The Assignment
Blood donations in the US have historically been low, but the situation is getting worse. According to the Red Cross, throughout the last 20 years the number of people donating blood has dropped by 40%. A number of factors are contributing to this: the active blood donor pool shrinks as donors “age out” of the donation process, given that the average donor age is high. The pandemic put an added strain on the blood supply, with blood drives still not reaching their pre-pandemic levels. “Traditional” marketing and tactics that proved effective in the past are getting to be cost prohibitive, resource intensive and have diminishing returns.
The donor experience - from recruitment and engagement, to the technology used, resources shared, or the type and frequency of communications - needed to be entirely rethought. Yet, doing so would prove to be incredibly difficult as blood centers are short-staffed, their technology is constrained and access to data is limited, and these tasks, let alone revamping them, are very time consuming and resource exhaustive.
Delcon has enjoyed a proud legacy as a manufacturer of regulated medical devices for the blood industry since their founding in Italy in 1981 and remained focused on bringing the best hardware to the market, both through direct manufacturing and distribution partnerships. Yet for their next phase of growth - and with growing market challenges to confront - they recognized two major opportunities: expanding their business beyond hardware to building new capabilities in software, data, and automation, and growing their presence in the US market.
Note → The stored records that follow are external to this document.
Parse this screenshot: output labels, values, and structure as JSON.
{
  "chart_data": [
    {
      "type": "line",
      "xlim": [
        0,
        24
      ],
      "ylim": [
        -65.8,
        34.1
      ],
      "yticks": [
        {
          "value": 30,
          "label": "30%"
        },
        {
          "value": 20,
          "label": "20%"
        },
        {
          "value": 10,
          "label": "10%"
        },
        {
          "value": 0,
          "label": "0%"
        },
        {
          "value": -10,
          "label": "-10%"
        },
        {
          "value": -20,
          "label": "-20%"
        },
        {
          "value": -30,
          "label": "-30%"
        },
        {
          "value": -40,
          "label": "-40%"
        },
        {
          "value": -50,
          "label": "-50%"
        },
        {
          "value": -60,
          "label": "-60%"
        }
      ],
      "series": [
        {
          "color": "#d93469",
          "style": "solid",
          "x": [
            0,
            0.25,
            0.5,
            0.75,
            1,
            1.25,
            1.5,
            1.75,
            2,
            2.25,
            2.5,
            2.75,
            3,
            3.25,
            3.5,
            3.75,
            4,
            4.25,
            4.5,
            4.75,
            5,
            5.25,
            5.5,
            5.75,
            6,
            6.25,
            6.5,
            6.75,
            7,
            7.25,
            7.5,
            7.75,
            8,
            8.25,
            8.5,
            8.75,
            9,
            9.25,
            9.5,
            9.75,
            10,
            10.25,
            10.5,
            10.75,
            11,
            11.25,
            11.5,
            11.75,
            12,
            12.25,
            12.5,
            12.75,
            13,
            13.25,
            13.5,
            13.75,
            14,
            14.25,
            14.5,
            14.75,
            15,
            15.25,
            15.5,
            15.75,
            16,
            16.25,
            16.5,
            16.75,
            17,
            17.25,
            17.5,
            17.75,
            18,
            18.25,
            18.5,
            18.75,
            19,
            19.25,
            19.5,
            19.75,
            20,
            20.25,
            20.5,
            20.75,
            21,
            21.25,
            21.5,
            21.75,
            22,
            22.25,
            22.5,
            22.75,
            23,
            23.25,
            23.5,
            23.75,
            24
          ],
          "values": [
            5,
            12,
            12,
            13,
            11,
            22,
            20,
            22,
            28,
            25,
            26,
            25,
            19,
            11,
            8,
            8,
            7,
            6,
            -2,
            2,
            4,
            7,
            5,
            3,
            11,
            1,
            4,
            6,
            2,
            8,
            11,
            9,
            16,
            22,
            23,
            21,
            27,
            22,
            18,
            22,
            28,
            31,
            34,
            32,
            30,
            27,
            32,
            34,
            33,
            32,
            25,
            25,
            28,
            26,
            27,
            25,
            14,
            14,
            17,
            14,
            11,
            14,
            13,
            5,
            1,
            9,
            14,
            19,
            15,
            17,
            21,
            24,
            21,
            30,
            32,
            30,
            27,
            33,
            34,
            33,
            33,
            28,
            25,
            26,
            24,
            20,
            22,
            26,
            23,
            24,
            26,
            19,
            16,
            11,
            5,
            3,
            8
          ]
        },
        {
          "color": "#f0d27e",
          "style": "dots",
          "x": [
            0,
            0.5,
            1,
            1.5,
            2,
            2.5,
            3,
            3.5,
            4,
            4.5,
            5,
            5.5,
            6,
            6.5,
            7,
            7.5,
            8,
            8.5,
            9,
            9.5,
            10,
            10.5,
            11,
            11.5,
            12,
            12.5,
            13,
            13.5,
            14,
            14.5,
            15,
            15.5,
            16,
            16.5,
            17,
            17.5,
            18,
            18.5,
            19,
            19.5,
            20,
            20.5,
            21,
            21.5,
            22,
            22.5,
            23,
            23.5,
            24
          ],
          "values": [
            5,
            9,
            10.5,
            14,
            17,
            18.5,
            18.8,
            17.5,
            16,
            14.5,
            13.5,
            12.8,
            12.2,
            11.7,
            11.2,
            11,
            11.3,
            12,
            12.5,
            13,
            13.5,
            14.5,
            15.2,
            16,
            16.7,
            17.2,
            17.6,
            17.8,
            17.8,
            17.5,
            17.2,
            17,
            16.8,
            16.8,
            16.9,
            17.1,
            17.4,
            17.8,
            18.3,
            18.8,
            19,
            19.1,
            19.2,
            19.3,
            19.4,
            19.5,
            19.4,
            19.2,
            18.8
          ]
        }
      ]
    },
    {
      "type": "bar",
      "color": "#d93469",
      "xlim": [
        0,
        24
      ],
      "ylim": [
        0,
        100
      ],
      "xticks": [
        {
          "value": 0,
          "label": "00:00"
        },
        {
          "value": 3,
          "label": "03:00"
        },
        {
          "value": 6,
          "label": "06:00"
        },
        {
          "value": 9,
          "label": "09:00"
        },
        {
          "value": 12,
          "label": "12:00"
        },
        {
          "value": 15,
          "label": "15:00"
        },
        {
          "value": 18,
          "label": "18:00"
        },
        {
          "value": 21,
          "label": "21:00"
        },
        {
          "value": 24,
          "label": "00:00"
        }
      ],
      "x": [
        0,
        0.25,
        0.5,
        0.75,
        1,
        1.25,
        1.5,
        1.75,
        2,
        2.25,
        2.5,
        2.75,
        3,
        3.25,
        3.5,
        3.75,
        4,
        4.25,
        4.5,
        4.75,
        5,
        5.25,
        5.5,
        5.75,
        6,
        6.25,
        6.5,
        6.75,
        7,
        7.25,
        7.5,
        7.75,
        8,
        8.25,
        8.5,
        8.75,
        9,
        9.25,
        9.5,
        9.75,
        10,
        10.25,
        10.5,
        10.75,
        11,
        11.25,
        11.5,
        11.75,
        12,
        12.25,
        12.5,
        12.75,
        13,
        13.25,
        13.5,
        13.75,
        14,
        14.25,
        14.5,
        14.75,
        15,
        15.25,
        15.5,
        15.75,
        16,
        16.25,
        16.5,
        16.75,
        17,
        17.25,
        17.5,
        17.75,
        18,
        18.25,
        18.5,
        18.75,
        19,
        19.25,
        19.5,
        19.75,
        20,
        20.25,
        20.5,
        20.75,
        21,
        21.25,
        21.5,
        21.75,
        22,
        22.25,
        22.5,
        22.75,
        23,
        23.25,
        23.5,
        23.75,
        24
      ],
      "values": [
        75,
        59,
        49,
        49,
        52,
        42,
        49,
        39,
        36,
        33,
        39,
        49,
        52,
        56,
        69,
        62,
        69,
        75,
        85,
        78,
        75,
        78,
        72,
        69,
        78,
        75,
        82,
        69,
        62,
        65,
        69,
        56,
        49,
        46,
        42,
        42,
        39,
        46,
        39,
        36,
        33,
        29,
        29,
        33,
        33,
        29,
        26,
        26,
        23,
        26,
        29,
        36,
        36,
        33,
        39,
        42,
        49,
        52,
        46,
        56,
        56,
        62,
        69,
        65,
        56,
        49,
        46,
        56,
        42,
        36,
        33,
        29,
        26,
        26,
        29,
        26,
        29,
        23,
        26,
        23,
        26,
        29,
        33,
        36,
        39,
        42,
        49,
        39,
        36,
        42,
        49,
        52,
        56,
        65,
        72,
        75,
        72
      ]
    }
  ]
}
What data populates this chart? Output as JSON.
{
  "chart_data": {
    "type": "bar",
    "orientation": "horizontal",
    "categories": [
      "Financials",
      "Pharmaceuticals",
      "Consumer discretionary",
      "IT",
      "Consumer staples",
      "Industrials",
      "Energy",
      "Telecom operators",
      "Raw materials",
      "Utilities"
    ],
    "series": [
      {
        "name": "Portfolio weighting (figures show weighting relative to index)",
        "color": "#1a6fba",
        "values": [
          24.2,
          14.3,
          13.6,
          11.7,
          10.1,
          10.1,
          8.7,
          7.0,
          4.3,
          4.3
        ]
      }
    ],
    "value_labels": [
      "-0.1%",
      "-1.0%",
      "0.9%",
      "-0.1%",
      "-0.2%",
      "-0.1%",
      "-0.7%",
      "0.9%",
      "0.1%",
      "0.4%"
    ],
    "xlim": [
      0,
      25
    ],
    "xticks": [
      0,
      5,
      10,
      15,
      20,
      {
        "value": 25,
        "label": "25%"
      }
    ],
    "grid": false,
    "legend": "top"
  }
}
With a bold, ambitious CEO at the helm, they are actively investing in and pursuing both.
Centered on increasing their focus on innovation - including by co-developing new hardware with customers - they had a variety of compelling ideas for the future (and even early concept designs for some), yet outside of hardware didn’t know where to start and what to prioritize.
They partnered with Co-Created to advance their innovation agenda by bringing discipline and a structured process to their work, leveraging seasoned entrepreneurial talent, and gaining an external partner committed to long-term outcomes.
The Solution
Initially, Delcon’s strategy and hypothesis was centered on the recognizable gaps in their existing market - like helping to attract younger donors - as well as new ideas around engagement - like a gamified digital platform to give donors badges and rewards for their donations.
While finding some evidence to support those pain points in the existing landscape, Co-Created quickly identified a larger and more pressing problem for the industry by engaging directly with market experts and prospective customers: Converting one-or-two time donors into habitual and recurring donors. Activating blood centers' existing donor base, and using their own data to do so more effectively to increase donor retention and engagement, presented the biggest opportunity to increase overall donations.
The result of a phased discovery, validation, and ultimately prototyping process was the launch of two new digital products (as well as a backlog of other concepts and opportunities and a lot of actionable learnings about customer needs). Co-Created drove the process end-to-end - from conducting initial discovery research and ideation, to bringing onboard designers and developers, to engaging in customer development with blood centers, to deploying and running pilots in the market.
The first product is a mobile-first web application that helps reshape the donor experience and combines a modern booking engine, marketing automation, and analytics dashboards. The new platform makes it easy and intuitive to book donation appointments on the donor’s own terms. The platform gives donors more control around the communications and reminders they receive before and after donating, a step-change from the status quo today in which donors often feel “spammed” by the blood center and reach the point of communication fatigue. The result is closer, more trusted and personalized relationships between donors and donation centers. Furthermore, this product sets a foundation for future expansion to an end-to-end DRM (donor relationship management) and booking tool for blood centers who don’t have any systems in place today.
The second, OpenChair, is an AI-powered donor recruiting platform that delivers hyper-personalized communication strategies at scale to drive successful donor outcomes. The product was developed within just six months and is now the cornerstone of the business’s 5-year growth strategy. OpenChair combines machine learning, data science, and generative AI to enable blood centers to understand and segment their donors, personalize communications at scale, and get a lot more output (workload and results) with the same size team.
Outcomes
Tests with several of Delcon’s US partners have yielded remarkable results. Communications sent by one of the largest community blood centers in the US using OpenChair saw a 24% increase in appointments among inactive donors and a 35% increase in donations from frequent donors compared to traditional methods used during the same period. This could potentially result in tens of thousands of additional donations annually for each center.
In addition, OpenChair’s showing at the ADRP industry-leading annual conference generated strong interest from a number of blood centers, with several requesting immediate access to the platform and service to run their own trials.
Importantly, the adoption of OpenChair led to a true inflection point for Delcon. Equipped with a new and tangible capability to offer blood centers, OpenChair empowered them to adopt a truly proactive sales and partnership strategy, knowing and confident that they had a truly additive and compelling proposition to offer centers. This continues to expand their pipeline and relationships across a vast and key market for the company. OpenChair also helped cement Delcon's presence in industry as a true innovation partner to blood centers, laying groundwork to do more co-development on other opportunities in the future.